Wakil Ketua KPK, Alexander Marwata, mengatakan lembaganya akan mendalami lebih lanjut apakah uang yang tertampung di rekening Lukas Enembe tersebut juga bagian dari hasil suap.
“Kami lihat apakah uang yang tertampung di dalam rekening-rekening itu bagian dari suap juga. Itu juga pasti didalami. Yang jelas, PPATK sudah melakukan blokir terhadap rekeningnya LE yang nilainya puluhan miliar rupiah,” kata Alex dalam keterangan di Gedung KPK, Jakarta, Rabu (14/9/2022).
Dijelaskan, saat ini Pusat Pelaporan dan Analisis Transaksi Keuangan (PPATK) telah memblokir sejumlah rekening bank milik Gubernur Papua Lukas Enembe yang berisi uang puluhan miliar rupiah.

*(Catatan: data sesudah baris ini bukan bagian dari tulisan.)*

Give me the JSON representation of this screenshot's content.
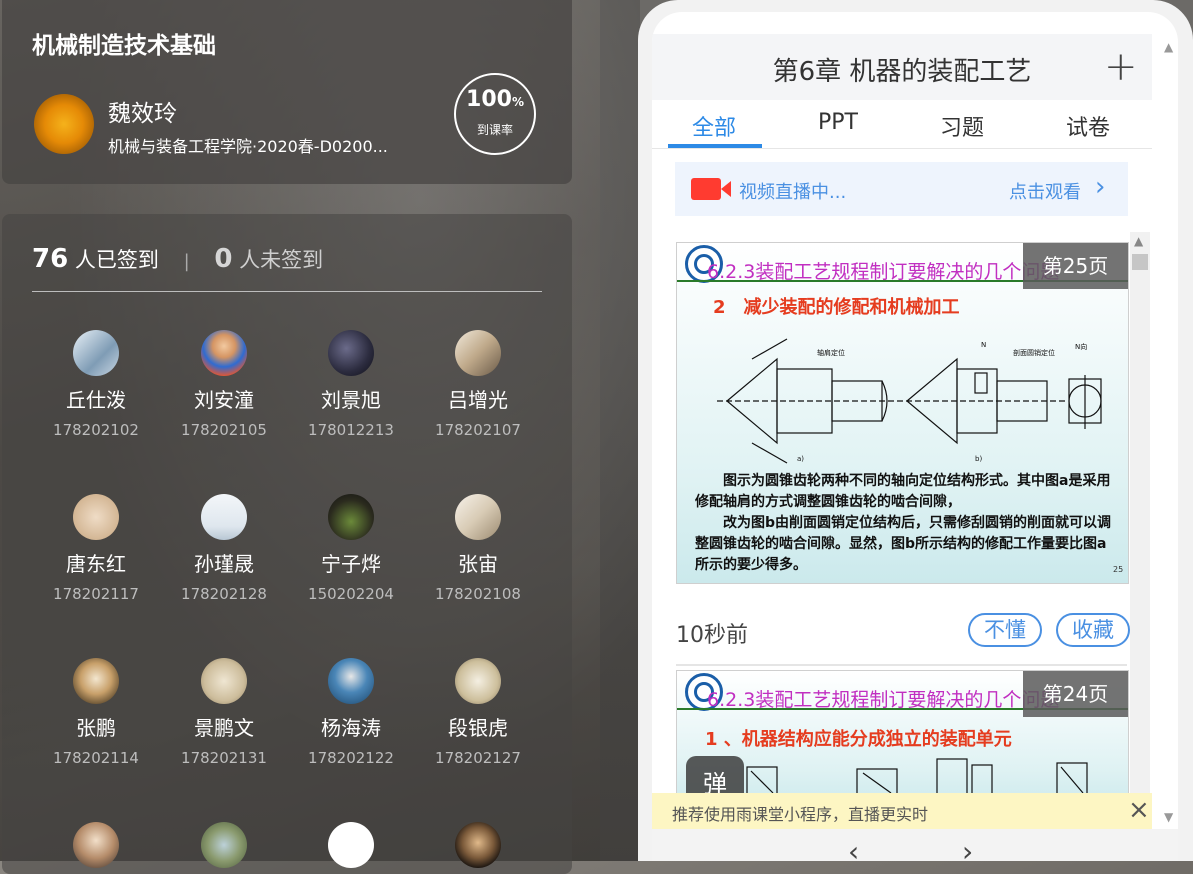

“Terkait LE (Lukas Enember) jelas ‘kan PPATK sudah melakukan blokir terhadap rekening-rekening yang nilainya memang fantastis puluhan miliar,” ujarnya.
Sebelumnya, PPATK menginformasikan terlebih dahulu mengenai pemblokiran rekening Gubernur Papua Lukas Enembe tersebut.
“Iya dan kami sudah koordinasi dengan KPK sejak beberapa bulan lalu,” kata Kepala PPATK Ivan Yustiavandana dalam keterangannya pada Selasa (13/9/2022).
KPK membenarkan telah menetapkan Gubernur Papua Lukas Enembe sebagai tersangka kasus dugaan korupsi.
KPK belum dapat menginformasikan secara menyeluruh konstruksi perkara yang menjerat Lukas Enembe sebagai tersangka.
Untuk publikasi konstruksi perkara dan pihak-pihak yang telah ditetapkan sebagai tersangka akan dilakukan pada saat telah dilakukan upaya paksa baik penangkapan maupun penahanan terhadap para tersangka.